A flyer sent by Todd Zenger calling on people to "vote in memory of our God" Twitter)
A flyer sent by Todd Zenger calling on people to "vote in memory of our God" Twitter)

A Mormon candidate for a Utah state House seat running against a Jewish incumbent urged residents to vote “in memory of our God” and “our religion.”

Todd Zenger, a Republican facing Democratic Representative Patrice Arent, the state legislature’s only Jewish representative, included those words on a campaign flier.

It was widely criticized on Sunday by the likes of the United Jewish Federation of Utah and the state’s Republican governor.

Zenger apologized for his “choice of words” in a statement to the Salt Lake Tribune.

Todd Zenger (Facebook)

“We hope that candidate Zenger means that he supports all our religions, one God, and the American right to choose one’s beliefs,” said Alan Shapiro, the federation’s executive director. “If he does, he should clarify immediately.”

Gov. Gary Herbert wrote in a Twitter post: “Having worked with Patrice Arent over the years, I can say that while we don’t agree on every topic, I have always appreciated her dedication to preserving freedom of religion and conscience. She is a wonderful person who respects others’ points of view.”
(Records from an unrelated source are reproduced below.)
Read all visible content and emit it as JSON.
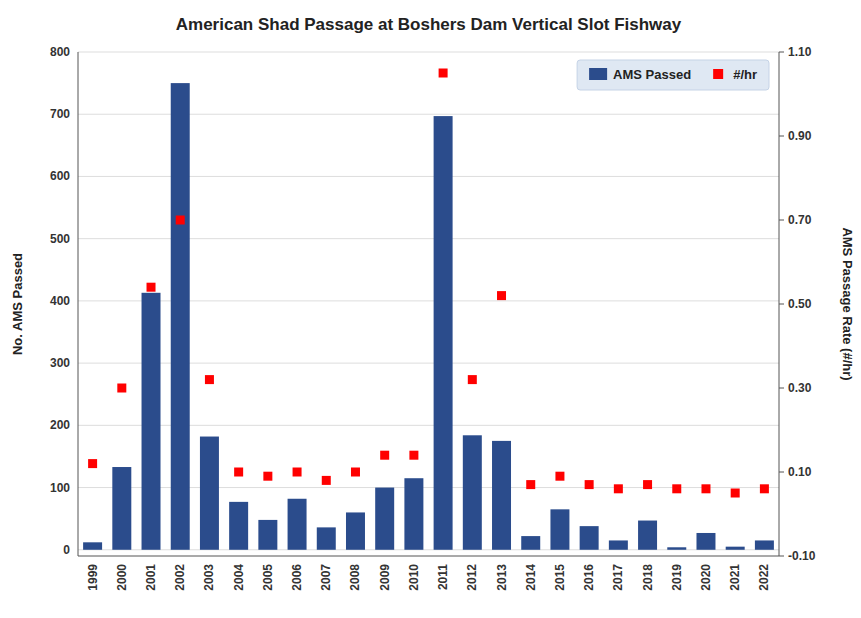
{
  "chart_data": {
    "type": "bar",
    "title": "American Shad Passage at Boshers Dam Vertical Slot Fishway",
    "categories": [
      "1999",
      "2000",
      "2001",
      "2002",
      "2003",
      "2004",
      "2005",
      "2006",
      "2007",
      "2008",
      "2009",
      "2010",
      "2011",
      "2012",
      "2013",
      "2014",
      "2015",
      "2016",
      "2017",
      "2018",
      "2019",
      "2020",
      "2021",
      "2022"
    ],
    "series": [
      {
        "name": "AMS Passed",
        "type": "bar",
        "color": "#2B4C8C",
        "values": [
          12,
          133,
          413,
          750,
          182,
          77,
          48,
          82,
          36,
          60,
          100,
          115,
          697,
          184,
          175,
          22,
          65,
          38,
          15,
          47,
          4,
          27,
          5,
          15
        ]
      },
      {
        "name": "#/hr",
        "type": "scatter",
        "marker": "square",
        "color": "#FF0000",
        "axis": "y2",
        "values": [
          0.12,
          0.3,
          0.54,
          0.7,
          0.32,
          0.1,
          0.09,
          0.1,
          0.08,
          0.1,
          0.14,
          0.14,
          1.05,
          0.32,
          0.52,
          0.07,
          0.09,
          0.07,
          0.06,
          0.07,
          0.06,
          0.06,
          0.05,
          0.06
        ]
      }
    ],
    "ylabel": "No. AMS Passed",
    "y2label": "AMS Passage Rate (#/hr)",
    "ylim": [
      -10,
      800
    ],
    "yticks": [
      0,
      100,
      200,
      300,
      400,
      500,
      600,
      700,
      800
    ],
    "y2lim": [
      -0.1,
      1.1
    ],
    "y2ticks": [
      {
        "value": -0.1,
        "label": "-0.10"
      },
      {
        "value": 0.1,
        "label": "0.10"
      },
      {
        "value": 0.3,
        "label": "0.30"
      },
      {
        "value": 0.5,
        "label": "0.50"
      },
      {
        "value": 0.7,
        "label": "0.70"
      },
      {
        "value": 0.9,
        "label": "0.90"
      },
      {
        "value": 1.1,
        "label": "1.10"
      }
    ],
    "grid": true,
    "legend": "upper right"
  }
}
Arent, a four-term incumbent, said she was “truly disappointed” with the flier.

“Because it is well known that I am the only Jewish legislator in Utah and very active in my religion, many people in our Jewish community are hurt and upset by Mr. Zenger’s statement,” she said in a statement. “Right now, Jews across the country feel very vulnerable. We should all hope that the lesson of Pittsburgh can be one of respect and acceptance of our differences, much like we have felt as the entire community has wrapped their arms around us over this past week.”

In his apology, Zenger said “It was never my purpose or intent to be insensitive to any person, race or religion, or to malign any religion or race.”